Don’t blame cop, Ditka says of arrest

Hugh Hough; Herb Gould

Originally published Oct. 15, 1985

A contrite Bears coach Mike Ditka said yesterday that fans shouldn’t blame the state trooper who arrested him on a drunken driving charge.

Irate fans bombarded State Police with angry phone calls after learning of Ditka’s arrest early yesterday on the Tri-State Tollway.

Ditka had just got off a charter flight that returned the Bears to O’Hare Airport from San Francisco, where they defeated the 49ers 26-10.

He was charged with driving under the influence of alcohol, speeding and improper lane usage.

At the Bears’ regular Monday press conference in Lake Forest, Ditka said of his arrest, “It’s an unfortunate and disappointing situation. I’ve retained a lawyer and will deal with it when the proper time comes.”

Later in the conference, he said, “I just think there are rights and wrongs in life. I’m just a person. I have no animosity toward anybody. What was done was done.”

As for the calls to police, Ditka said, “The calls really don’t help anything. If they the callers really analyze it, they’d probably come to the same conclusion that I do.”

A Bears spokesman, when asked why Ditka hadn’t been supplied with a chauffeur after a trip in which some celebrating might have been anticipated, replied that Ditka received “many offers” of rides home but declined them.

Ditka was arrested at 12:14 a.m., and the phones started ringing at the State Police tollway district office in Oak Brook immediately after early-morning radio broadcasts broke the news.

“We’ve been called everything in the book that you can think of,” said Trooper Louis Jurkowlaniec, one of the officers kept busy answering calls on seven extensions.

Another trooper, Sandra Mosley, quoted one indignant caller as saying: “Mike Ditka is the best thing that ever happened to Chicago.” But, Mosley added, “If the officer had not done his job, Ditka may have been dead.”

Mosley said Ditka’s northbound 1985 Mercedes-Benz was halted on the tollway near Dempster as he drove toward his home in Grayslake.

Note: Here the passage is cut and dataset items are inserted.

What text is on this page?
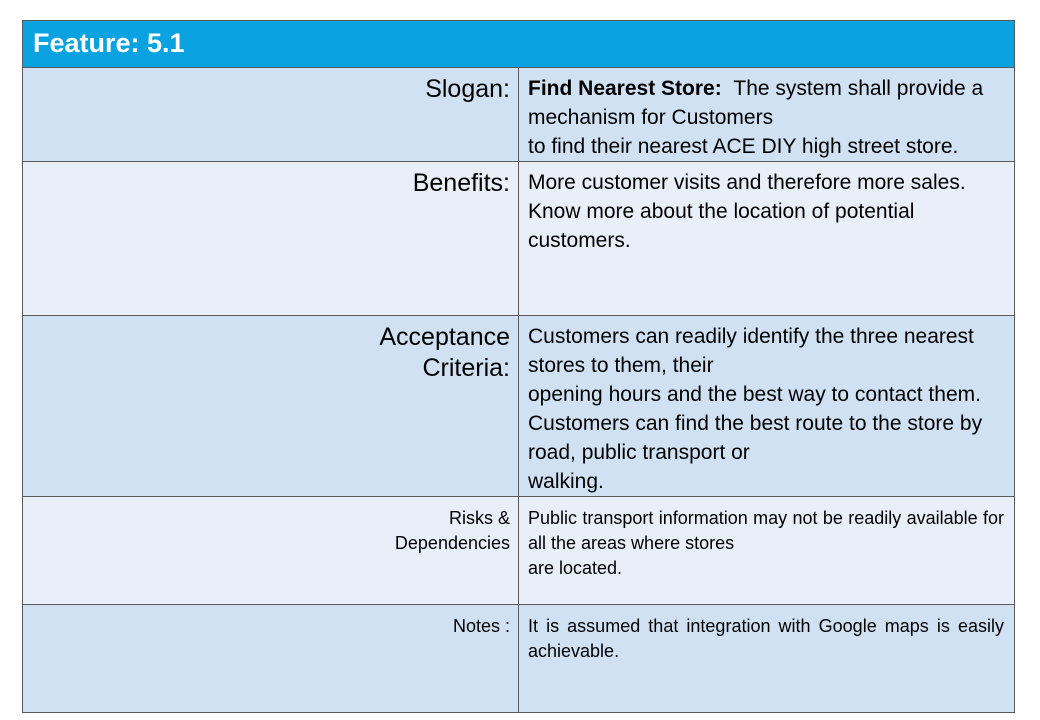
Feature: 5.1	
Slogan:	Find Nearest Store: The system shall provide a mechanism for Customers
to find their nearest ACE DIY high street store.

Benefits:	More customer visits and therefore more sales.
Know more about the location of potential customers.

Acceptance
Criteria:	Customers can readily identify the three nearest stores to them, their
opening hours and the best way to contact them.
Customers can find the best route to the store by road, public transport or
walking.

Risks &
Dependencies	Public transport information may not be readily available for all the areas where stores
are located.

Notes :	It is assumed that integration with Google maps is easily achievable.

Mosley declined to say how fast Ditka was driving.

She said the arresting officer described Ditka as being “polite and courteous, very gentlemanly” while he was being processed at the Touhy Avenue toll plaza.

He declined to submit to a breath test, she said.

Ditka’s car was towed to his home, a standard procedure in such cases. He took a cab home.

Ditka, who posted a $100 bond and surrendered his driver’s license, is to appear Nov. 8 in the Schaumburg branch of Circuit Court.

Gary Mack, an aide to Secretary of State Jim Edgar, said that although a conviction for drunken driving is punishable by up to a year in prison and a maximum $1,000 fine, the vast majority of first-time defendants in Cook County are placed under court supervision.

Mack said a check showed Ditka had a “completely clean” driving record over the last five years.

The arresting officer, who wasn’t identified, was defended by Edgar and fellow troopers.

“It’s just not right to heap abuse on the police,” Edgar said. “I watched the game just as every loyal Bear fan did. Mike Ditka has done a great job as coach.

“I’m sure people were disappointed in what happened. I just hope an awareness on the public’s part will come out of this: That no matter who you are, don’t drink and drive.”

Ditka, 45, was accompanied to the press conference by defensive tackle Steve McMichael and running back Walter Payton.

McMichael said of the coach’s arrest: “Let he who is without sin cast the first stone.”

Payton said: “Everybody gets stopped by police. Have you ever gotten stopped? He’s a human being.”

Michael B. McCaskey, president of the Bears, said he has asked the Bears’ general counsel, Don Reuben, to represent Ditka.

“Nothing has happened to diminish my confidence in Mike Ditka,” McCaskey said. “He is a fine person and an outstanding football coach.”

Ditka had been in a buoyant mood as he boarded the plane after his team’s sixth consecutive victory.

In a postgame interview, WBBM-TV sportscaster Jeannie Morris wished him a happy flight home and Ditka joked, “I hope I remember that plane ride home.”